Washington, D.C. — In his 2007 State of the Union address, United States President George W. Bush urged Congress to increase funding for Aids relief, malaria, and development in Africa.
The president cited as a success his five-year initiative for Aids relief, but called for further action, stating, "We must continue to fight HIV/Aids, especially on the continent of Africa." According to Bush, "the number of people receiving life-saving drugs has grown from 50,000 to more than 800,000 in three short years" with United States aid - the largest commitment by any country to fight a single disease.
Bush recently called for ending discrimination against people living with HIV and Aids. In December 2006, he requested a partial lifting of a 1993 ban on travel into the United States by HIV-positive people and signed legislation providing life-extending care for people who could not otherwise afford treatment.
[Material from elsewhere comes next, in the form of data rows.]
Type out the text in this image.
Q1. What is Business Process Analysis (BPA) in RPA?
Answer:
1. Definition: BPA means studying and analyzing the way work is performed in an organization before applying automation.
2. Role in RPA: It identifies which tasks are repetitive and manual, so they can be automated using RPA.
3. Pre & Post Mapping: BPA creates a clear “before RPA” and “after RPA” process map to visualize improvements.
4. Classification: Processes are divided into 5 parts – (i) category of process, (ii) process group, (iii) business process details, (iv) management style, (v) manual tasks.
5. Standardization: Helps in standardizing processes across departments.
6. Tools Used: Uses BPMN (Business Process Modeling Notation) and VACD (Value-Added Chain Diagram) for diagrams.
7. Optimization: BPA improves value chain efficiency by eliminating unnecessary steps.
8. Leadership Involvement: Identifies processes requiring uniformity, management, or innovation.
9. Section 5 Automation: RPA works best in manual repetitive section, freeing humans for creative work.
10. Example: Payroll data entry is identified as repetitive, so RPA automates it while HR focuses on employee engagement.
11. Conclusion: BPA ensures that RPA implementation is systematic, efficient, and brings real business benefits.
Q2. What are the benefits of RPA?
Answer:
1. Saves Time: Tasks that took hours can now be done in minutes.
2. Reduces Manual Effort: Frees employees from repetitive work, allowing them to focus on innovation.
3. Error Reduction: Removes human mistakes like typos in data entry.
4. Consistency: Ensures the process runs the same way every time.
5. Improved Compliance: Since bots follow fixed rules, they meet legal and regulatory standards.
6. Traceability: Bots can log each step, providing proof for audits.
The Bush administration has increasingly focused on malaria initiatives in Africa, including hosting an international summit on the topic at the White House last December. President Bush called for "$1.2 billion over five years so we can combat malaria in 15 African countries." The new malaria initiative will target programs in Angola, Tanzania, Uganda, Malawi, Mozambique, Rwanda, Senegal, Benin, Ethiopia, Ghana, Kenya, Liberia, Madagascar, Mali and Zambia.
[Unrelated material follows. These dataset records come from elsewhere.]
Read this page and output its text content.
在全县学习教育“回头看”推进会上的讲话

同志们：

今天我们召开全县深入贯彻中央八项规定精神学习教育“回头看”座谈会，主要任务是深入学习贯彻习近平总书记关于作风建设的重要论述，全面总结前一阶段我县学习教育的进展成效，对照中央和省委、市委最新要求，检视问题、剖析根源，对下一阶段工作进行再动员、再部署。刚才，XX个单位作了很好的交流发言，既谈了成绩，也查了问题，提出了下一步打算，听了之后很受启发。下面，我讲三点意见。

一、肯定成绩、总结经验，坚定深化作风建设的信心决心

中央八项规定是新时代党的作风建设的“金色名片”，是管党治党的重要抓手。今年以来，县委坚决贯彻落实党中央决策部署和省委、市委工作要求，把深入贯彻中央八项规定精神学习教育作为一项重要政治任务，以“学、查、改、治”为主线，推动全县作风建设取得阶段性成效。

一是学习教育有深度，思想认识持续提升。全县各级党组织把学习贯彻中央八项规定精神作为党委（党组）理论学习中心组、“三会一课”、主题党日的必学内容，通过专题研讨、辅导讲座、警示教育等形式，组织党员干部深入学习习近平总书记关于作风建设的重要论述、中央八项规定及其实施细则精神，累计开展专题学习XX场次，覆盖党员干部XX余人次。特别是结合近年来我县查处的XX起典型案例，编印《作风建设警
The president's message was welcomed by Eric A. Friedman, senior global health policy advisor at Physicians for Human Rights, an advocacy group based in Cambridge, MA. "The U.S. campaign against global Aids has saved nearly a million lives--it's a program that Americans can be proud of," Friedman said, adding that a $4.36 billion increase in funding for Aids, TB, and Malaria, currently under debate in Congress, "would save the lives of 110,000 and 170,000 men, women and children."
Bush encouraged humanitarian diplomacy worldwide, saying, "The greatest strength we have is the heroic kindness, courage, and self-sacrifice of the American people. You see this spirit often if you know where to look -- and tonight we need only look above to the gallery."
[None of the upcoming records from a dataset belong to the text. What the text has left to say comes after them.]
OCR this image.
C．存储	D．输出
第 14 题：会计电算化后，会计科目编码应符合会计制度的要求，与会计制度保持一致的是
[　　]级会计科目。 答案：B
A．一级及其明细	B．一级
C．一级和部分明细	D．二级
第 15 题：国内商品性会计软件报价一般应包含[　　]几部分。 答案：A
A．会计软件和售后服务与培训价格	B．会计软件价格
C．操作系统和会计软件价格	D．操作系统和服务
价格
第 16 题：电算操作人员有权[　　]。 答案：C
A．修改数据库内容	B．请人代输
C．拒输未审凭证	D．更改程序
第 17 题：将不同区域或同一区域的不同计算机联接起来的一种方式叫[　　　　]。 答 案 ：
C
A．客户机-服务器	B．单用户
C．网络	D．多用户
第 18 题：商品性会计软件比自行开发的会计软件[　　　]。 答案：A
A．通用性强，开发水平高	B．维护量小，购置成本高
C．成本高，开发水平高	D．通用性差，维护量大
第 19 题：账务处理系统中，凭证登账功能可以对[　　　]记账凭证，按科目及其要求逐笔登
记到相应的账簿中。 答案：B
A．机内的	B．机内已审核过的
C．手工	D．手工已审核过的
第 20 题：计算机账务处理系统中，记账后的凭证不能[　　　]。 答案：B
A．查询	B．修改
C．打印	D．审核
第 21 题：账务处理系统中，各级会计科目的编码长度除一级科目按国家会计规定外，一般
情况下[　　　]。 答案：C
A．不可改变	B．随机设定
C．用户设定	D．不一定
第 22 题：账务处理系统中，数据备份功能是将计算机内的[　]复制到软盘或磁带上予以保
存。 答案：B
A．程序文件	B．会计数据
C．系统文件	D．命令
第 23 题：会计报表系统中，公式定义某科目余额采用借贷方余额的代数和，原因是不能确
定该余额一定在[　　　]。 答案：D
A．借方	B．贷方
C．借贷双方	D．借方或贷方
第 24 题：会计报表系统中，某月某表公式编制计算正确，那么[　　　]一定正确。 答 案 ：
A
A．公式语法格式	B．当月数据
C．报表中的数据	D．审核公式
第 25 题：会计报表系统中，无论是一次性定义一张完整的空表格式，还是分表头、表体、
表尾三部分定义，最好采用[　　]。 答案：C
In the gallery, seated next to First Lady Laura Bush, was NBA basketball player Dikembe Mutombo, a native of the Democratic Republic of the Congo. Mutombo is well known for his humanitarian efforts in Africa. In 2006, he donated $15 million toward the construction of the Biamba Marie Mutombo Hospital, named for his mother, in Kinshasa. Bush said of Mutombo, "We are proud to call this son of the Congo a citizen of the United States of America."